Por Antonio López Campillo

Cien bueyes es el significado en griego de la palabra hecatombe, y que designaba el sacrificio de cien bueyes que los antiguos hacían en determinadas circunstancias. Hoy son miles las hecatombes en Europa. Sacrificio expiatorio de una necedad de las autoridades europeas. La necedad es la obra de un necio, que según la Real Academia, es el que no sabe lo que debía saber, un imprudente y falto de razón. Lo sucedido con la epizootia de glosopeda, fiebre aftosa para los íntimos, parece indicar que el comportamiento de las autoridades que manejaron el asunto merece el calificativo que define a un acto imprudente y falto de razón.
Hace unos diez años se decidió prohibir la vacunación de las reses sensibles a la glosopeda. Las razones aducidas parecían de lo más correcto. Era una vacuna que había que repetir, lo que la encarecía, y lo que era más inquietante, los anticuerpos de las reses vacunadas eran semejantes a los de los animales enfermos. Luego vacunar a una vaca, o una oveja era lo mismo, ante un análisis, que contagiarla. O lo que es lo mismo no era, en la época, posible distinguir un animal vacunado de un enfermo. Esto hacía que en caso de vacunar las reses no serían aceptadas en otros países, con lo que la exportación caería en picado, causando pérdidas enormes. Lo lógico era, pues, no vacunar si se quería exportar. Se corría el riesgo que en caso de la aparición de un foco de fiebre aftosa, se produjera una epizootia, que podría ser catastrófica. Debieron pensar, pero no mucho, que el riesgo era pequeño y así salieron las cosas.

Sin duda gastarse unos pocos millones de dólares en realizar unas investigaciones destinadas a la mejorar de las vacunas y de los métodos de detección de anticuerpos, hubiera sido una excelente inversión. Claro que intelectualmente era mucho más fácil, y más barato, promulgar una ley o un reglamento. Y según el principio de mínima acción, optaron por lo segundo. Lo más sensato hubiera sido tomar las dos medidas al mismo tiempo.
Todas las culturas son iguales, esto lo sabe todo el mundo, pero hay culturas que son "más iguales", precisamente aquellas que son capaces de pedir responsabilidades de sus actos a las autoridades.

En medio de la catástrofe actual, de esta plurihecatombe, se buscan los posibles focos de donde surgió la peste, de cómo se transmitió, de lo malos que son los otros países que nos han contagiado, todo se mira y se discute, pero nadie habla de pedir cuentas a las autoridades de la decisión que tomaron hace diez años. Acaso se considera que las autoridades sean ab ovo o por definición, no-responsables, es decir irresponsables. De ser así la cultura europea es de las "iguales", no de las "más iguales".

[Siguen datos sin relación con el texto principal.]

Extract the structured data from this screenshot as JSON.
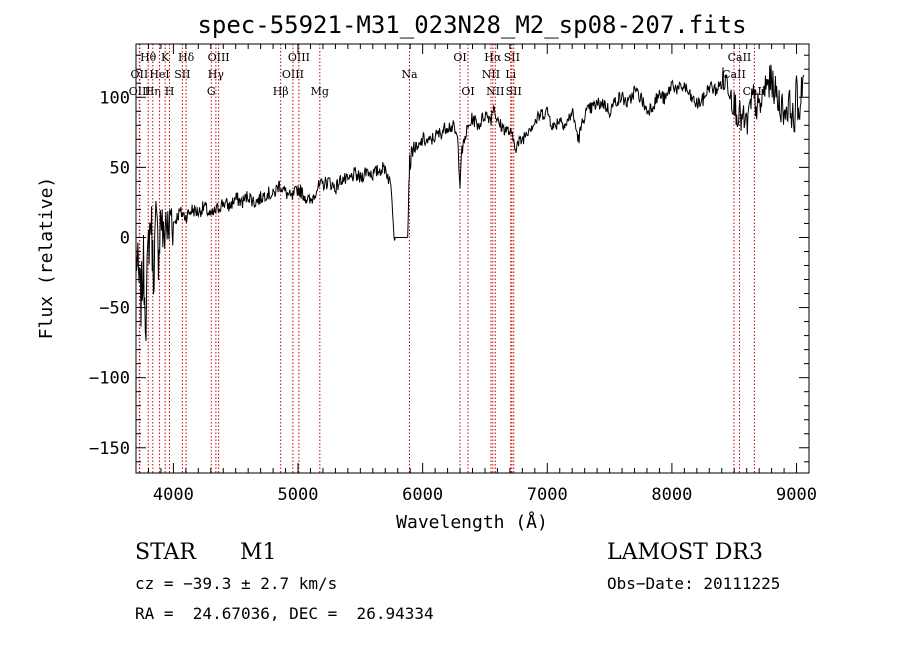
{
  "chart_data": {
    "type": "line",
    "title": "spec-55921-M31_023N28_M2_sp08-207.fits",
    "xlabel": "Wavelength (Å)",
    "ylabel": "Flux (relative)",
    "xlim": [
      3700,
      9100
    ],
    "ylim": [
      -168,
      138
    ],
    "x_ticks": [
      4000,
      5000,
      6000,
      7000,
      8000,
      9000
    ],
    "y_ticks": [
      -150,
      -100,
      -50,
      0,
      50,
      100
    ],
    "x_tick_labels": [
      "4000",
      "5000",
      "6000",
      "7000",
      "8000",
      "9000"
    ],
    "y_tick_labels": [
      "−150",
      "−100",
      "−50",
      "0",
      "50",
      "100"
    ],
    "series": [
      {
        "name": "spectrum",
        "x": [
          3700,
          3720,
          3740,
          3760,
          3780,
          3800,
          3820,
          3840,
          3860,
          3880,
          3900,
          3920,
          3940,
          3960,
          3980,
          4000,
          4050,
          4100,
          4150,
          4200,
          4250,
          4300,
          4350,
          4400,
          4450,
          4500,
          4550,
          4600,
          4650,
          4700,
          4750,
          4800,
          4850,
          4900,
          4950,
          5000,
          5050,
          5100,
          5150,
          5200,
          5250,
          5300,
          5350,
          5400,
          5450,
          5500,
          5550,
          5600,
          5650,
          5700,
          5750,
          5760,
          5770,
          5780,
          5790,
          5800,
          5850,
          5880,
          5890,
          5895,
          5900,
          5910,
          5930,
          5960,
          6000,
          6050,
          6100,
          6150,
          6200,
          6250,
          6280,
          6300,
          6310,
          6320,
          6350,
          6400,
          6450,
          6500,
          6550,
          6570,
          6600,
          6650,
          6700,
          6750,
          6800,
          6850,
          6900,
          6950,
          7000,
          7050,
          7100,
          7150,
          7200,
          7250,
          7300,
          7350,
          7400,
          7450,
          7500,
          7550,
          7600,
          7650,
          7700,
          7750,
          7800,
          7850,
          7900,
          7950,
          8000,
          8050,
          8100,
          8150,
          8200,
          8250,
          8300,
          8350,
          8400,
          8450,
          8500,
          8550,
          8600,
          8650,
          8700,
          8750,
          8800,
          8850,
          8900,
          8950,
          8980,
          9000,
          9020,
          9040,
          9060
        ],
        "y": [
          -10,
          -30,
          -45,
          -20,
          -55,
          -5,
          15,
          -25,
          10,
          -10,
          20,
          -5,
          15,
          0,
          20,
          10,
          18,
          15,
          20,
          18,
          22,
          15,
          20,
          25,
          22,
          28,
          25,
          30,
          25,
          28,
          32,
          30,
          38,
          32,
          28,
          35,
          30,
          25,
          35,
          38,
          40,
          35,
          42,
          40,
          45,
          42,
          48,
          45,
          48,
          50,
          35,
          20,
          5,
          0,
          0,
          0,
          0,
          0,
          40,
          55,
          50,
          60,
          65,
          62,
          70,
          68,
          72,
          75,
          80,
          78,
          70,
          40,
          60,
          62,
          75,
          85,
          80,
          88,
          85,
          95,
          82,
          78,
          75,
          65,
          70,
          78,
          82,
          88,
          90,
          78,
          85,
          80,
          90,
          70,
          88,
          92,
          95,
          96,
          90,
          98,
          100,
          95,
          105,
          100,
          90,
          95,
          102,
          98,
          110,
          105,
          108,
          100,
          95,
          98,
          108,
          105,
          110,
          112,
          95,
          85,
          80,
          100,
          90,
          108,
          112,
          98,
          90,
          95,
          80,
          105,
          85,
          110,
          115
        ]
      }
    ],
    "lines": [
      {
        "x": 3727,
        "label": "OII",
        "row": 2
      },
      {
        "x": 3730,
        "label": "OIII",
        "row": 3
      },
      {
        "x": 3798,
        "label": "Hθ",
        "row": 1
      },
      {
        "x": 3835,
        "label": "Hη",
        "row": 3
      },
      {
        "x": 3889,
        "label": "HeI",
        "row": 2
      },
      {
        "x": 3934,
        "label": "K",
        "row": 1
      },
      {
        "x": 3969,
        "label": "H",
        "row": 3
      },
      {
        "x": 4072,
        "label": "SII",
        "row": 2
      },
      {
        "x": 4102,
        "label": "Hδ",
        "row": 1
      },
      {
        "x": 4304,
        "label": "G",
        "row": 3
      },
      {
        "x": 4341,
        "label": "Hγ",
        "row": 2
      },
      {
        "x": 4363,
        "label": "OIII",
        "row": 1
      },
      {
        "x": 4861,
        "label": "Hβ",
        "row": 3
      },
      {
        "x": 4959,
        "label": "OIII",
        "row": 2
      },
      {
        "x": 5007,
        "label": "OIII",
        "row": 1
      },
      {
        "x": 5175,
        "label": "Mg",
        "row": 3
      },
      {
        "x": 5894,
        "label": "Na",
        "row": 2
      },
      {
        "x": 6300,
        "label": "OI",
        "row": 1
      },
      {
        "x": 6364,
        "label": "OI",
        "row": 3
      },
      {
        "x": 6548,
        "label": "NII",
        "row": 2
      },
      {
        "x": 6563,
        "label": "Hα",
        "row": 1
      },
      {
        "x": 6583,
        "label": "NII",
        "row": 3
      },
      {
        "x": 6707,
        "label": "Li",
        "row": 2
      },
      {
        "x": 6716,
        "label": "SII",
        "row": 1
      },
      {
        "x": 6731,
        "label": "SII",
        "row": 3
      },
      {
        "x": 8498,
        "label": "CaII",
        "row": 2
      },
      {
        "x": 8542,
        "label": "CaII",
        "row": 1
      },
      {
        "x": 8662,
        "label": "CaII",
        "row": 3
      }
    ]
  },
  "info": {
    "class": "STAR",
    "subclass": "M1",
    "survey": "LAMOST DR3",
    "cz": "cz = −39.3 ± 2.7 km/s",
    "obs_date": "Obs−Date: 20111225",
    "radec": "RA =  24.67036, DEC =  26.94334"
  }
}
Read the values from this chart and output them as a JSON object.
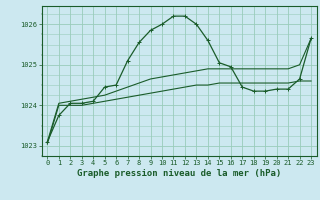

En ese caso habría que declarar que: "Todos los ciudadanos europeos son iguales ante la ley, excepto los funcionarios europeos", que evidentemente están por encima de las leyes vulgares.

Esto nos situaría, con pleno derecho, en el centro del pelotón de las culturas "iguales".

Lo que no deja de ser muy inquietante, pues habrá que gritar, por doquier, el lema europeo:

¡Hecatombes si, vacunas no!.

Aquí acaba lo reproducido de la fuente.